Fenomena ini semakin terungkap ketika di lapangan, individu yang mengaku sebagai wartawan juga membawa kartu identitas LSM. Mereka beralih peran sesuai situasi kadang menjadi wartawan, kadang menjadi aktivisme. Hal ini berpotensi menimbulkan konflik kepentingan, serta merusak kepercayaan terhadap dunia jurnalistik.

“Kode etik profesi harus dijaga. Wartawan memiliki tanggung jawab besar dalam menyampaikan informasi yang akurat dan berimbang, sementara LSM bergerak dalam advokasi dan kepentingan tertentu. Tidak boleh ada duplikasi peran, karena wartawan yang juga bertindak sebagai aktivis akan kehilangan netralitasnya,” ujar seorang pemerhati media, Jumat  14 Februari 2024.

Dewan Pers secara tegas melarang wartawan yang merangkap sebagai pekerja LSM. Ketua Komisi Pengaduan dan Etika Dewan Pers, Yadi Hendriana, menegaskan bahwa wartawan harus menjalankan independensi penuh, tanpa terikat pada kepentingan advokasi atau agenda tertentu.

“Wartawan diatur dalam Kode Etik Jurnalistik dan tidak boleh bertindak sebagai pekerja LSM. Ini pelanggaran serius yang mencederai profesionalisme dan kepercayaan publik terhadap pers,” tegas Yadi Hendriana dalam pernyataannya kepada RRI pada September 2023 lalu.

Aturan mengenai larangan ini telah tertuang dalam Peraturan Dewan Pers Nomor 1/Peraturan-DP/III/2010, tentang Standar Kompetensi Wartawan. Peraturan tersebut menegaskan bahwa pers harus bebas dari kepentingan di luar kerja jurnalistik. Mereka tidak boleh terlibat dalam aktivitas advokasi atau menjalankan misi yang bertentangan dengan prinsip jurnalistik.

Maraknya LSM yang mengaku sebagai wartawan, kini menjadi keresahan tersendiri di kalangan jurnalis. Banyak wartawan profesional merasa profesi mereka dirusak oleh oknum yang menyalahgunakan label “wartawan” untuk kepentingan pribadi atau kelompok.

Anehnya ada yang menggunakan identitas pers untuk menekan pihak tertentu, mengaku melakukan investigasi jurnalistik, padahal sejatinya mereka berpartisipasi sebagai aktivis atau bahkan alat kepentingan tertentu.

“Ini bukan sekedar fenomena, tapi sudah menjadi ancaman bagi kredibilitas manusia. Banyak pihak yang dirugikan, mulai dari narasumber yang mendapat  tekanan, hingga media yang citranya hancur akibat ulah oknum tak bertanggung jawab,” kata seorang wartawan senior di satu daerah yang enggan menyebutkan namanya.
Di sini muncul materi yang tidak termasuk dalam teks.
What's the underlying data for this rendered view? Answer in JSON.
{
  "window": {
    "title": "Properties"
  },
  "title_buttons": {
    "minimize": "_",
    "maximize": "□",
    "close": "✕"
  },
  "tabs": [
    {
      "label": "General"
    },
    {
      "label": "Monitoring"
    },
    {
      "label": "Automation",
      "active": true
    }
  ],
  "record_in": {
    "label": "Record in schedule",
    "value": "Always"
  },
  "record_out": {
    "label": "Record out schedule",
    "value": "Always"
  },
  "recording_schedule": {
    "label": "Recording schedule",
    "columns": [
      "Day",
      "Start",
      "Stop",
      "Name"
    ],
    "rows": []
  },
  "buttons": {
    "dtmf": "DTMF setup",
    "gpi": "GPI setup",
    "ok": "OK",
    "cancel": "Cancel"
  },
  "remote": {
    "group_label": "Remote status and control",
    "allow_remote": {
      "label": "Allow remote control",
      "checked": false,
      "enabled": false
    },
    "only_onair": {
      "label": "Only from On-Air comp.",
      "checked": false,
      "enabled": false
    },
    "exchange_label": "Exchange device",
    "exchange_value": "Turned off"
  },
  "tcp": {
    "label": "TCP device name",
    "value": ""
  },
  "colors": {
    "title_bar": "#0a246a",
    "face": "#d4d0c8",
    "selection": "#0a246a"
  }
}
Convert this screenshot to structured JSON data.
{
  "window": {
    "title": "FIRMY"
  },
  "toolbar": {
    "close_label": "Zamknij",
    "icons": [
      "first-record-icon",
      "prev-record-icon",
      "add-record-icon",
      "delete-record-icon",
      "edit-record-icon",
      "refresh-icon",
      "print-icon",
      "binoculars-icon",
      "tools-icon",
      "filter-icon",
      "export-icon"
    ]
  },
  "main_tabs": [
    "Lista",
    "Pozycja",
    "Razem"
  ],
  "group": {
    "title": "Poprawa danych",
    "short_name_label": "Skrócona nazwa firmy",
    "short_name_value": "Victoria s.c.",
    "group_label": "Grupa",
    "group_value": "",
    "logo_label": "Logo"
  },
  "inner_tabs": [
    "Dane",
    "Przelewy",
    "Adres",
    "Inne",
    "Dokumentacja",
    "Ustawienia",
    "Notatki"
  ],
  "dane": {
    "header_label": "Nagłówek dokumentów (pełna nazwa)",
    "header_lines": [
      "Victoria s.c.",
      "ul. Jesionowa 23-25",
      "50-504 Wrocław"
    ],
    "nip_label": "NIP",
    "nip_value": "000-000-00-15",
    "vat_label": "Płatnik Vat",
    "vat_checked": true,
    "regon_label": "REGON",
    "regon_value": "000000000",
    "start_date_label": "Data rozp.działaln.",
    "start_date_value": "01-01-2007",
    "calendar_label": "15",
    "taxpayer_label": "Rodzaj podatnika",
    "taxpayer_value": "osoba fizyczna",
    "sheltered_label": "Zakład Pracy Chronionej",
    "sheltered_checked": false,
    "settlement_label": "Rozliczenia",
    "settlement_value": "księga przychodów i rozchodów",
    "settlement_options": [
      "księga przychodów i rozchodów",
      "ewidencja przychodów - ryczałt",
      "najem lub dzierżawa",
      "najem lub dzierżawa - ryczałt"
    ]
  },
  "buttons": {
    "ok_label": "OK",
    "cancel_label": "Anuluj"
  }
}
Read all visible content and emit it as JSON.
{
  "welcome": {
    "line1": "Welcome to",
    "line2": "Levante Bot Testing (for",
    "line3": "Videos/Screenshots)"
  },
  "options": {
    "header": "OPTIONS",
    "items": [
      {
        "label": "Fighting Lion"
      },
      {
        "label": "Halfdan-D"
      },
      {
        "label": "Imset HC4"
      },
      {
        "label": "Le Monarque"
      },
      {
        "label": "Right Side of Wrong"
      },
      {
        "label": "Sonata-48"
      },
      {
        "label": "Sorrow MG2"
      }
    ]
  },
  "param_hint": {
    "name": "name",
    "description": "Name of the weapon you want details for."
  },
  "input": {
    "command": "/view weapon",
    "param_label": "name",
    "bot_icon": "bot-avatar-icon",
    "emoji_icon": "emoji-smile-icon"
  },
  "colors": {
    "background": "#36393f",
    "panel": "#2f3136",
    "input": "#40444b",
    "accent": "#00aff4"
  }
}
Lebih parahnya lagi, beberapa kasus menunjukkan bahwa oknum LSM yang mengaku wartawan sering kali melakukan intimidasi terhadap narasumber demi kepentingan tertentu. Padahal, prinsip utama jurnalistik adalah verifikasi, keberimbangan, dan objektivitas. Jika wartawan bertindak seperti aktivis, maka kepercayaan masyarakat terhadap media akan terus menurun.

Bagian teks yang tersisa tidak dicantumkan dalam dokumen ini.